# thinking of buying more points



## basl99 (May 19, 2021)

which is better to buy - WorldMark or Wyndham?


----------



## rhonda (May 19, 2021)

Your title says, "_more_ points" ... and your profile shows Worldmark ... so I'll assume you already have WM. 

Which resort system has more properties in areas you wish to travel? 
Are you already using WM fully?  Do you feel constrained in the WM system for lack of points?  What are those constraints?
Are you using WM's cash options:  Bonus Time, Inventory Specials, Monday Madness, FAX, etc.?  Do these _work_ or _not work_ for your needs?  Why / Why Not?
Are the properties you hope to use available in both systems?  (We almost bought Wyndham to get to Pagosa Springs ... gladly it was available for time as a WM affiliate and later direct WM inventory!  Our problem was solved!)
Is there something you already find attractive about Wyndham?  Are you willing to learn both systems thoroughly and carefully for best use of each?
TL;DR: _ It depends. _


----------



## HenryT (May 20, 2021)

As Rhonda's reply implies, you have not provided enough information on your needs to provide a rational assessment. 

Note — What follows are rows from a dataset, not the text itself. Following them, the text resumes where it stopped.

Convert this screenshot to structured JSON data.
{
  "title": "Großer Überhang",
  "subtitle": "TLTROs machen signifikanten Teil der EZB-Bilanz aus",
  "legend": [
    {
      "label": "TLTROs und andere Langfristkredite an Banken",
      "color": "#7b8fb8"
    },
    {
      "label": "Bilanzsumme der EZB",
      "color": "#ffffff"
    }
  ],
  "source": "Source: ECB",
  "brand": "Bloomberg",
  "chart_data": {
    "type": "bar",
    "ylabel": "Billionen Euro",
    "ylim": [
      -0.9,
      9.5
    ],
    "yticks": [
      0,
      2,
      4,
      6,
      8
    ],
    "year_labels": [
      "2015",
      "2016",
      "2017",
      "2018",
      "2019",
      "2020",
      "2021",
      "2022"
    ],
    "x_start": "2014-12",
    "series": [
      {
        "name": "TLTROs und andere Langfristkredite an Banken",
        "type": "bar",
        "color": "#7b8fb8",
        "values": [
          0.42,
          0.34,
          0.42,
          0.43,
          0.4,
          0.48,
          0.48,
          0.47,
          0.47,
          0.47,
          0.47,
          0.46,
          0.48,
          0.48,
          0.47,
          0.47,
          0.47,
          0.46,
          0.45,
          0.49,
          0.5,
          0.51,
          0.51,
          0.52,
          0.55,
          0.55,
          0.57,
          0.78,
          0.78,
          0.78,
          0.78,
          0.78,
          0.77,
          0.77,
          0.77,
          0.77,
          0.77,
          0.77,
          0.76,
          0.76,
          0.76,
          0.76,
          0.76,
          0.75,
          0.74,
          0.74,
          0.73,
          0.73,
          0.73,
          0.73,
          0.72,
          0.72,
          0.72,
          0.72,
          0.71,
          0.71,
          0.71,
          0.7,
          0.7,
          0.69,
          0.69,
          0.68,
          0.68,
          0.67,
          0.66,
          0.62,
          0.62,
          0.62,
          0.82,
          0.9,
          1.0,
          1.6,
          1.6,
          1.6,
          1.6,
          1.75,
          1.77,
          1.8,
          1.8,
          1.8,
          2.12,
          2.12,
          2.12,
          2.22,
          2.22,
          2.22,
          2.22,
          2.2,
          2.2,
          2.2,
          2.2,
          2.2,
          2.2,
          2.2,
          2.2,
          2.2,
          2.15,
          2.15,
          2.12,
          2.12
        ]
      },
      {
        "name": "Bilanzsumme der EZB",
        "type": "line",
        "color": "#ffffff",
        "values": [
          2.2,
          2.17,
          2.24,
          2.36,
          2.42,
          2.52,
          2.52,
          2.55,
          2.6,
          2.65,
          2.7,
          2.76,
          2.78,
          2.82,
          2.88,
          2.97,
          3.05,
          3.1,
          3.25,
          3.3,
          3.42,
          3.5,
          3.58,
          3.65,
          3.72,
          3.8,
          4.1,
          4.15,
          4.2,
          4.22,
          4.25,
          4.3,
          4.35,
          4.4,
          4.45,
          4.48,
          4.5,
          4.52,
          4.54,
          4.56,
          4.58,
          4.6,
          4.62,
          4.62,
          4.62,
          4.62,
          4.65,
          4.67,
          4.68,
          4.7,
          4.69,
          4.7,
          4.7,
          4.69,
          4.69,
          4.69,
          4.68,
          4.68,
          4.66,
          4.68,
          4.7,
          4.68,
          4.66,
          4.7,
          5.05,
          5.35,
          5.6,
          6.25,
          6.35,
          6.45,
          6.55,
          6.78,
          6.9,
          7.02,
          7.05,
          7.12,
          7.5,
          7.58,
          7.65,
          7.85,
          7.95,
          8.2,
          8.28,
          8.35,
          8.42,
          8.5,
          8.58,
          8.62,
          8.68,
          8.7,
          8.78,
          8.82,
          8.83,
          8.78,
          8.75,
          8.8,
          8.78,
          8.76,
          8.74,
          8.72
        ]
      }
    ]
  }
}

Timeshares are not a "One Size Fits All" purchase. You need to provide information on where and how many points you currently own, where you want to go, what size unit, quality requirements, etc.


----------



## Mongoose (May 26, 2021)

It really depends on what you want and where you want to vacation.  My unscientific observation is that owners with WM tend to be generally happier than owners with Wyndham. Also seems like Worldmark has slightly higher resale value.


----------



## easyrider (May 26, 2021)

We live in the Northwest USA so WM is better for us because there are many WM resorts in driving range which makes it easy to use bonus time.

Bill


----------